Ao longo de 2020, vimos bastantes experimentações nesse sentido. Teve quem fizesse vídeo dos sonhos, com figuras míticas e mood 100% escapista (enquanto a realidade pegava fogo, literalmente). Teve quem preferiu mostrar mais dos bastidores (Maison Margiela), quem optou por conversar com o público (Prada), quem decidiu fazer um festival virtual (Gucci) e quem olhou para a China, já minimamente controlada e segura, para garantir melhor resultado nas vendas e engajar o público local (Louis Vuitton e Dior Homme).
Aqui no Brasil, um contexto econômico e político bem diferente deixava o cenário um tanto mais complicado. Faltou – e falta – investimento, matéria-prima, tecido, aviamento e gente disposta a consumir localmente (apesar dos discursos engajados do começo da quarentena). São Paulo Fashion Week e a Casa de Criadores quase não aconteceram. As edições do primeiro semestre foram canceladas e uma versão online foi organizada entre outubro e novembro, respectivamente, e com uma notável ausência de grandes marcas.

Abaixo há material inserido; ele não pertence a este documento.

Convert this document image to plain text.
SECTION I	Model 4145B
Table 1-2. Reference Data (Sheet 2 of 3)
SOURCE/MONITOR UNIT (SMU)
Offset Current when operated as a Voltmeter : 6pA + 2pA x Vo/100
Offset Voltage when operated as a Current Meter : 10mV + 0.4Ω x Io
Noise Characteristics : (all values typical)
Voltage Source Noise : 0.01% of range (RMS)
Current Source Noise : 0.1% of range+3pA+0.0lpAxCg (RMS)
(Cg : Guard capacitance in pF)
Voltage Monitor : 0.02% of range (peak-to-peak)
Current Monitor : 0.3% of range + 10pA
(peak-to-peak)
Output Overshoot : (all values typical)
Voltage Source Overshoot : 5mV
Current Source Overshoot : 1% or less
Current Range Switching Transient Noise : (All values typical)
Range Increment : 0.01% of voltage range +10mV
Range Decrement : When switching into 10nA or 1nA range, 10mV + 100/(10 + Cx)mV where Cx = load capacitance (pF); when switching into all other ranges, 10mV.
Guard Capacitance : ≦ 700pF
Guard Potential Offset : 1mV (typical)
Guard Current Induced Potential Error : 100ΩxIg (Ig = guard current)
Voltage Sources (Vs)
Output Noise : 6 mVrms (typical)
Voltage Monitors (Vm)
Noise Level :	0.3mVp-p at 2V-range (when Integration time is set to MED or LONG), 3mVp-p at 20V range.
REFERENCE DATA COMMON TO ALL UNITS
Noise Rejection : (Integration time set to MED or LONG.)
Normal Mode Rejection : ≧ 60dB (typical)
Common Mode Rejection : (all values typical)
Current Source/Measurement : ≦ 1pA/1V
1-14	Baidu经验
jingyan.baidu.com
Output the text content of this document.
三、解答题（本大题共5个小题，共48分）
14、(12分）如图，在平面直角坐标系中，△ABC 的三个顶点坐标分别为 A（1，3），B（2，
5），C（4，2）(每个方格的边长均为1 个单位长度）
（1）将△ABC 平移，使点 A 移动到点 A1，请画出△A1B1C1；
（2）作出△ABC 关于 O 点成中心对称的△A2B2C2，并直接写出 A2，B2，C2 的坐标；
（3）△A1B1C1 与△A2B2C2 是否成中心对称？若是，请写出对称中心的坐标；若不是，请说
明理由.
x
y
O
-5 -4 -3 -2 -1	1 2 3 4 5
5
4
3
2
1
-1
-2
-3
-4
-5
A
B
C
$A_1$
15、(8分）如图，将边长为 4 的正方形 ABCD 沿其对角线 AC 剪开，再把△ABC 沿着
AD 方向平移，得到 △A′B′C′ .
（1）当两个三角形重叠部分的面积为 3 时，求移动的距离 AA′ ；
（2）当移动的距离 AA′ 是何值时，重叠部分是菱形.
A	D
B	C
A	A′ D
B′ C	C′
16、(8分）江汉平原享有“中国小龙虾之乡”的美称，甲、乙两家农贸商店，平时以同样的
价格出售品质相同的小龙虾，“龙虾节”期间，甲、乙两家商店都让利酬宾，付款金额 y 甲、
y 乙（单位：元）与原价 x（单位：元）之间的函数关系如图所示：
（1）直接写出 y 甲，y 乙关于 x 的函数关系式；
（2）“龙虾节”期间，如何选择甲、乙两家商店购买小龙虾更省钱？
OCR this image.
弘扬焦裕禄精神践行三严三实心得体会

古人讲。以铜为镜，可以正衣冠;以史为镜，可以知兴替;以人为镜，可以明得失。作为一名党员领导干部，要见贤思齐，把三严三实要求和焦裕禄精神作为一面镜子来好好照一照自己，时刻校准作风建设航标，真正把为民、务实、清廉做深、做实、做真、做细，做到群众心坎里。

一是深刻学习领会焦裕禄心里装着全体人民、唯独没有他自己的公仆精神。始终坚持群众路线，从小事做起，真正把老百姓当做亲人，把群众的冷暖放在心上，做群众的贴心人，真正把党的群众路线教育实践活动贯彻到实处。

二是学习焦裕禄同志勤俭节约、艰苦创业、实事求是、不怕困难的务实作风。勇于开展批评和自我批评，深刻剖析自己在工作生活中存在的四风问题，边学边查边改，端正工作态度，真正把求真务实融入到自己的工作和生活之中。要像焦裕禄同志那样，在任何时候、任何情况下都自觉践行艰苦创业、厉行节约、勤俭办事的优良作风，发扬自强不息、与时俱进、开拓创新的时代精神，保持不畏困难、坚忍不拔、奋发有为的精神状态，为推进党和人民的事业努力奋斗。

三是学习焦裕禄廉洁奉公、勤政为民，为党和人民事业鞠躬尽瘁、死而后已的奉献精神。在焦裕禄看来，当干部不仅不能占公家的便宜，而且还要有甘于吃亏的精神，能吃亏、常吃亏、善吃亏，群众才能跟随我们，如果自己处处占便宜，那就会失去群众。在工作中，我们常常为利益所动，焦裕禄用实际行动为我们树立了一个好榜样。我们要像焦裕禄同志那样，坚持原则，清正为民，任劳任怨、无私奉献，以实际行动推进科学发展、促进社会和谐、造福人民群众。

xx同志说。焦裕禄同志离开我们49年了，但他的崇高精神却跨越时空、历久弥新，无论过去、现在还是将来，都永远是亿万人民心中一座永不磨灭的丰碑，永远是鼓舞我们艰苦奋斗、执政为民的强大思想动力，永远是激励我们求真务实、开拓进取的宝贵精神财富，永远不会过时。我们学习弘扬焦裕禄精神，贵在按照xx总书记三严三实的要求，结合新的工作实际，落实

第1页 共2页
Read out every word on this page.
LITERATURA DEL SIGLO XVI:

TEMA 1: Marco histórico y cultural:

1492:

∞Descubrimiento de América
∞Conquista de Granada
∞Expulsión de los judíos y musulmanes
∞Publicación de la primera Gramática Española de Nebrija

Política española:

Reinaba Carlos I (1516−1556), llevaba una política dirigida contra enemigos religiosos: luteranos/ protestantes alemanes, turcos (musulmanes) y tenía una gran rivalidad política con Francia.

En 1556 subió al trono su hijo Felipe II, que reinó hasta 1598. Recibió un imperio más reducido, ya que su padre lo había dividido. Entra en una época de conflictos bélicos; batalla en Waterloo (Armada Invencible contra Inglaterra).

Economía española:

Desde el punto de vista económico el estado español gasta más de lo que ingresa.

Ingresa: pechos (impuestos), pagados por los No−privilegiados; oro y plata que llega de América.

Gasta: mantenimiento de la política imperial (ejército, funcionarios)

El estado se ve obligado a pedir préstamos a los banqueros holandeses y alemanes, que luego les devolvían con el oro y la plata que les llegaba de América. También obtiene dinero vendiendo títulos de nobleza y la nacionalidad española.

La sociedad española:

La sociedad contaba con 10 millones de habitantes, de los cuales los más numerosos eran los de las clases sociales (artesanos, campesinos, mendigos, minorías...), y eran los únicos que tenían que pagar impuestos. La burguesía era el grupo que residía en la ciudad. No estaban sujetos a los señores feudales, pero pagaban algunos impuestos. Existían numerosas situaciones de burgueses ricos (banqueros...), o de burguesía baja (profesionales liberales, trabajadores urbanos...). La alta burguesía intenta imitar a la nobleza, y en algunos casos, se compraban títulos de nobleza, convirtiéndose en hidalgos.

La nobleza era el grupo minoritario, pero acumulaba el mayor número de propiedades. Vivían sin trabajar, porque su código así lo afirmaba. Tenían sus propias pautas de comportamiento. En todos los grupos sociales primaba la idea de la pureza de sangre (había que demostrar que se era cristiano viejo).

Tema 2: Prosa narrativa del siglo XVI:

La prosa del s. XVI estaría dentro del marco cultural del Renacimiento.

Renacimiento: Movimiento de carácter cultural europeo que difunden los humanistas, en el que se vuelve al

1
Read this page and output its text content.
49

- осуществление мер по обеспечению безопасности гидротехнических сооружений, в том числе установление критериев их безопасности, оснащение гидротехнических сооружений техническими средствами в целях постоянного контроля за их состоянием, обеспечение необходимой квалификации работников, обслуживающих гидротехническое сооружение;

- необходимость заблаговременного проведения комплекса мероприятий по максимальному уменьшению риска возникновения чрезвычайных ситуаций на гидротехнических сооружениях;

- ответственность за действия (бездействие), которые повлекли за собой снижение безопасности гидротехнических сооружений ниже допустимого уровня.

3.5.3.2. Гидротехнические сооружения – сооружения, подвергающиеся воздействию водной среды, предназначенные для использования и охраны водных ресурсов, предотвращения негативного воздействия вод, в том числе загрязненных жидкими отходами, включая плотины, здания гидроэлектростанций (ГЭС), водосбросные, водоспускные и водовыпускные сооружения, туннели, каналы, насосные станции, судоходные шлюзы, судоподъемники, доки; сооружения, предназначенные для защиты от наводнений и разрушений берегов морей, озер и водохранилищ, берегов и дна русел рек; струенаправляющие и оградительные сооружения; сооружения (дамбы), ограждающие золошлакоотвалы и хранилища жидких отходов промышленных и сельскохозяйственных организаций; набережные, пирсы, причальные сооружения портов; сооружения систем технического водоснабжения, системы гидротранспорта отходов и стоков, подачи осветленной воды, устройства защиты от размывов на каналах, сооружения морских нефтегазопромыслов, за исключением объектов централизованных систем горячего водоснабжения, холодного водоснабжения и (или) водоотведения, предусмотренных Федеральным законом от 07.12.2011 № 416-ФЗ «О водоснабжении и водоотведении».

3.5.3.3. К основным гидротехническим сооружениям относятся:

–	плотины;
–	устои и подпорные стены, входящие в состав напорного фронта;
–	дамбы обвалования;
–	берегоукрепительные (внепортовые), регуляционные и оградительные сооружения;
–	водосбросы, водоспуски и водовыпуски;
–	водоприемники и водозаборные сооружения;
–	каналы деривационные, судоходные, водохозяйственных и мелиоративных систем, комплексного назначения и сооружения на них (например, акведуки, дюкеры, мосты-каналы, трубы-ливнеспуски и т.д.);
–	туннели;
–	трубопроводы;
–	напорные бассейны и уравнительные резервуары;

Quem participou foram grifes independentes, comandadas por jovens estilistas, desde sempre comprometidos com uma moda mais responsável e com algum sentido para o mundo de hoje. O que explica os discursos engajados e urgentes de algumas apresentações. E assim como nas fashion weeks internacionais, os resultados e formatos variaram bastante por aqui. De passarelas filmadas a criações de roupas e cenários em 3D até versões híbridas com documentários.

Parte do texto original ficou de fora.